What to Say Next(14)



My friendship with Annie and Violet has always worked because we balance each other out. Annie’s clashing prints and crazy jumpsuits, clothes perfectly aligned with her personality. Without her, I’m pretty sure we would spend every Saturday night in Violet’s basement eating Oreos and vicariously party-going via Instagram. Annie makes us live bigger lives, which of course are still of Mapleview dimensions, which is to say very, very small. But, you know, still bigger than they would be otherwise.

“You guys, this whole lunch thing doesn’t rise to the level of needing a ‘talk.’ I’ve just been a little MIA,” I say, and use this opportunity to shift my backpack to the other shoulder, a way to dislodge Violet’s arm without being rude. “I’ve just been busy.”

Annie’s been the source of my entire social life since elementary school. She’s the reason we spend most afternoons at the Pizza Palace as satellites to planets Justin and Gabriel; she’s the reason we have front-of-the-caf seating; she’s the reason we get invited to actual parties. In my world, there’s no such thing as busy without her.

“WTF?” Annie asks. She sometimes speaks in Text, a habit I just can’t get behind.

In my head, I respond in kind: OMG FML TTYL.

“Annie, chill,” Violet says.

“Sorry, I don’t mean it that way,” Annie says, giving me another one of those winces, as if she’s doing something painful, like getting her eyebrows waxed. “I’m worried about you, Kit. You should talk to us. We’re your best friends.”

“I just need a little space,” I say. “It’s obviously not you guys, it’s me.”

“Why are you talking like you’re breaking up with us? It’s not you, it’s me.

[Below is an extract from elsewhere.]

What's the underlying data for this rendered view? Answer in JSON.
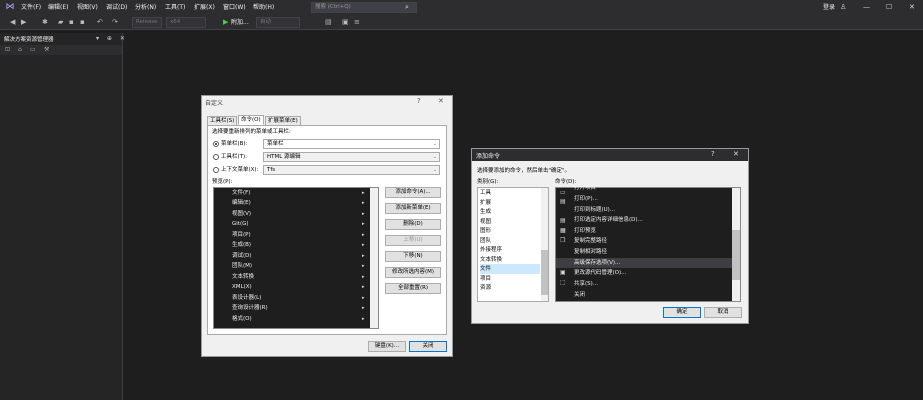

I need space.” Annie laughs, trying to lighten the mood. As if she can turn my words into a joke, and we can giggle our way out of this one.

I almost say: OTT.

I almost say: Laughs need to be earned now.

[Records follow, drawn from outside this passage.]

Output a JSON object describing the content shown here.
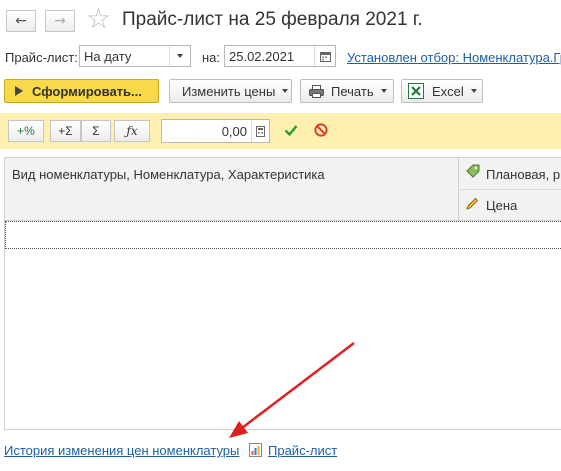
{
  "header": {
    "back_glyph": "←",
    "forward_glyph": "→",
    "star_glyph": "☆",
    "title": "Прайс-лист на 25 февраля 2021 г."
  },
  "filters": {
    "pricelist_label": "Прайс-лист:",
    "pricelist_value": "На дату",
    "date_label": "на:",
    "date_value": "25.02.2021",
    "filter_link": "Установлен отбор: Номенклатура.Гр"
  },
  "toolbar": {
    "generate_label": "Сформировать...",
    "change_prices_label": "Изменить цены",
    "print_label": "Печать",
    "excel_label": "Excel"
  },
  "calc_bar": {
    "buttons": [
      "+%",
      "+Σ",
      "Σ",
      "ƒx"
    ],
    "value": "0,00"
  },
  "table": {
    "col1_header": "Вид номенклатуры, Номенклатура, Характеристика",
    "col2_header_top": "Плановая, р",
    "col2_header_bottom": "Цена"
  },
  "footer": {
    "history_link": "История изменения цен номенклатуры",
    "pricelist_link": "Прайс-лист"
  },
  "colors": {
    "accent_yellow": "#f7d94a",
    "calc_bar_bg": "#fdf0b0",
    "link": "#1e5fa8",
    "arrow": "#e02020"
  }
}
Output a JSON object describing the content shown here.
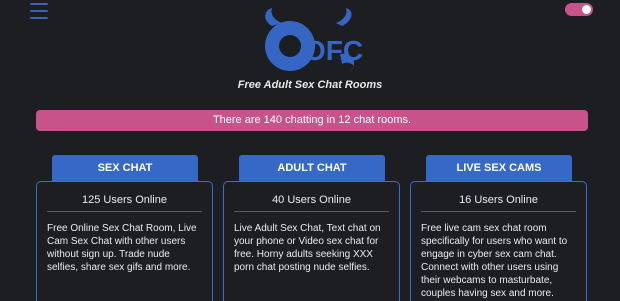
{
  "header": {
    "menu_icon": "hamburger-menu-icon",
    "theme_toggle": "theme-toggle-switch",
    "logo_text": "OFC",
    "tagline": "Free Adult Sex Chat Rooms"
  },
  "banner": {
    "text": "There are 140 chatting in 12 chat rooms."
  },
  "cards": [
    {
      "title": "SEX CHAT",
      "online": "125 Users Online",
      "description": "Free Online Sex Chat Room, Live Cam Sex Chat with other users without sign up. Trade nude selfies, share sex gifs and more."
    },
    {
      "title": "ADULT CHAT",
      "online": "40 Users Online",
      "description": "Live Adult Sex Chat, Text chat on your phone or Video sex chat for free. Horny adults seeking XXX porn chat posting nude selfies."
    },
    {
      "title": "LIVE SEX CAMS",
      "online": "16 Users Online",
      "description": "Free live cam sex chat room specifically for users who want to engage in cyber sex cam chat. Connect with other users using their webcams to masturbate, couples having sex and more."
    }
  ],
  "colors": {
    "background": "#1c1e22",
    "accent_blue": "#3568c7",
    "accent_pink": "#c8538a"
  }
}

I almost say: Please just stop.

I almost say: I’m sorry.

“It’s so not a big deal. It’s lunch,” I say.

“Kit means she’s having a tough time. Because of everything,” Violet says. I shake off my irrational annoyance at her euphemism. Everything is obviously my dad being dead. Why can’t she just say that instead?

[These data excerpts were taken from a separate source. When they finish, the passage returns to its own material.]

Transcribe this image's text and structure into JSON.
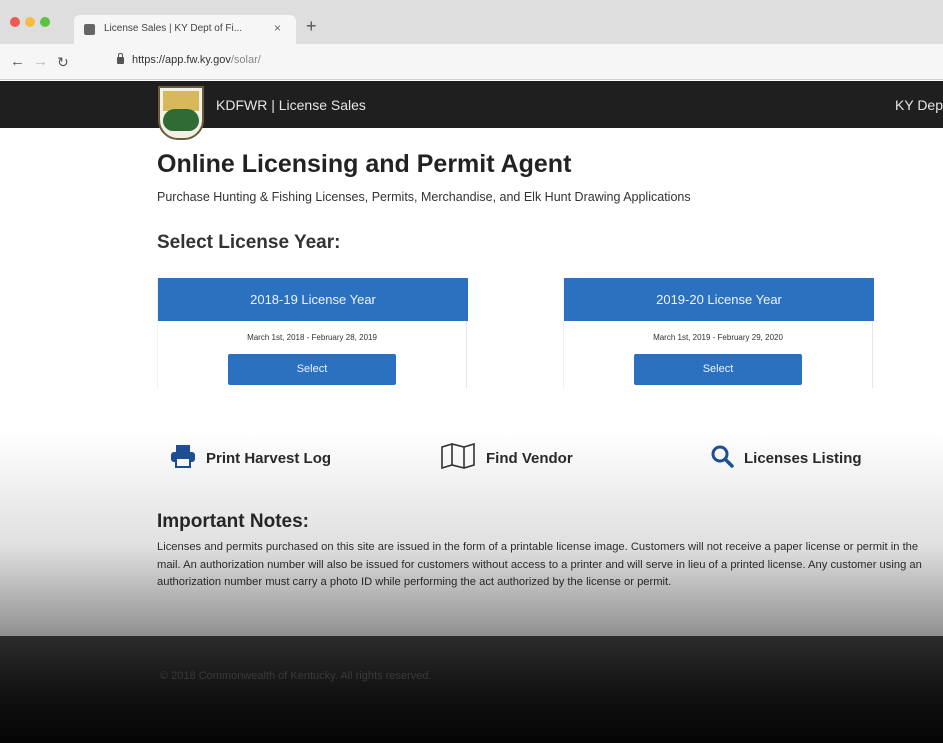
{
  "browser": {
    "tab_title": "License Sales | KY Dept of Fi...",
    "tab_close": "×",
    "new_tab": "+",
    "url_host": "https://app.fw.ky.gov",
    "url_path": "/solar/"
  },
  "header": {
    "brand": "KDFWR | License Sales",
    "right_text": "KY Dep"
  },
  "main": {
    "title": "Online Licensing and Permit Agent",
    "subtitle": "Purchase Hunting & Fishing Licenses, Permits, Merchandise, and Elk Hunt Drawing Applications",
    "select_heading": "Select License Year:",
    "license_years": [
      {
        "label": "2018-19 License Year",
        "range": "March 1st, 2018 - February 28, 2019",
        "button": "Select"
      },
      {
        "label": "2019-20 License Year",
        "range": "March 1st, 2019 - February 29, 2020",
        "button": "Select"
      }
    ],
    "quick_links": [
      {
        "label": "Print Harvest Log",
        "icon": "printer-icon"
      },
      {
        "label": "Find Vendor",
        "icon": "map-icon"
      },
      {
        "label": "Licenses Listing",
        "icon": "search-icon"
      }
    ]
  },
  "notes": {
    "heading": "Important Notes:",
    "body": "Licenses and permits purchased on this site are issued in the form of a printable license image. Customers will not receive a paper license or permit in the mail. An authorization number will also be issued for customers without access to a printer and will serve in lieu of a printed license. Any customer using an authorization number must carry a photo ID while performing the act authorized by the license or permit."
  },
  "footer": {
    "text": "© 2018 Commonwealth of Kentucky. All rights reserved."
  },
  "colors": {
    "primary": "#2b71c0",
    "header_bg": "#1f1f1f"
  }
}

Even when the doctor came out of the emergency room to break the news to my mom and me, he used what my English teacher likes to call “purple prose.” We’ve lost him, he said. He’s gone. Like my dad was a credit card left behind at the supermarket or a puppy that slipped out the front door.

Yesterday, David just said the words right out loud. The unvarnished, ugly truth.

“Duh. That’s why you have friends in the first place. So we can help you,” Annie says. I look at her, wonder how she defines helping. Probably by trying to revive the old Kit. The pre-everything Kit. But that’s impossible. The old Kit is as dead as my father.

We lost her, I think. She’s gone.

“This isn’t healthy. The way you’re shutting us out,” Annie says.

“Healthy,” I repeat back in a flat tone, because suddenly I don’t know what that word means. What does healthy have to do with how I’m feeling? The sort of unimaginable pain that makes it hard for me to get from one moment to the next? I know we’ve only been standing here for minutes, but it feels like hours or days. Time has turned interminable and impenetrable, something to be endured and passed through, however possible. Health isn’t a factor. This can’t be fixed with talking or green juice. Everything will not be fixed by a forty-eight-hour cleanse.

I wish I could say all this out loud, but I can’t. I don’t know how.

“Girls!” Mr. Galto, the newspaper adviser, calls to us from inside the classroom, sighing the sigh of teachers immemorial. As if we are difficult inmates instead of AP honors students. “If you want a chance at editor in chief, you better get yourselves in here.”

Since I’m not gifted athletically or musically or anything -ically, I’ve been gunning for the EIC position for forever. Violet and Annie both want it too. It’s how girls like us pad our college applications without having to sweat or join marching band. Today is the day we officially put ourselves up for nomination. I’ve missed a few deadlines lately, but I’m hoping my get-out-of-jail-free card extends to extracurriculars.

“Please,” I say to Annie and Violet, which is the worst word I could have used, because that look is back. Real pity this time. I can see it through my grief haze.

“Please what?” Annie asks, her voice so gentle that it almost breaks me. Annie is not supposed to be gentle. Annie is supposed to be aggressive and sometimes a little mean because she’s the only one of us who takes risks and gets shit done.

Annie is supposed to tell me to get over it and stop wallowing, and maybe we could have a fight about that—about how little she understands what’s going on with me right now—since anything would be better than this.

My lower lip starts to quiver, and I realize that if I stand here for one more second I will burst into tears, right in the hallway. Just after the last bell. When there’s maximum foot traffic.

Nope. Not going to cry here. Not going to happen.

“Last chance!” Mr. Galto calls from inside the room.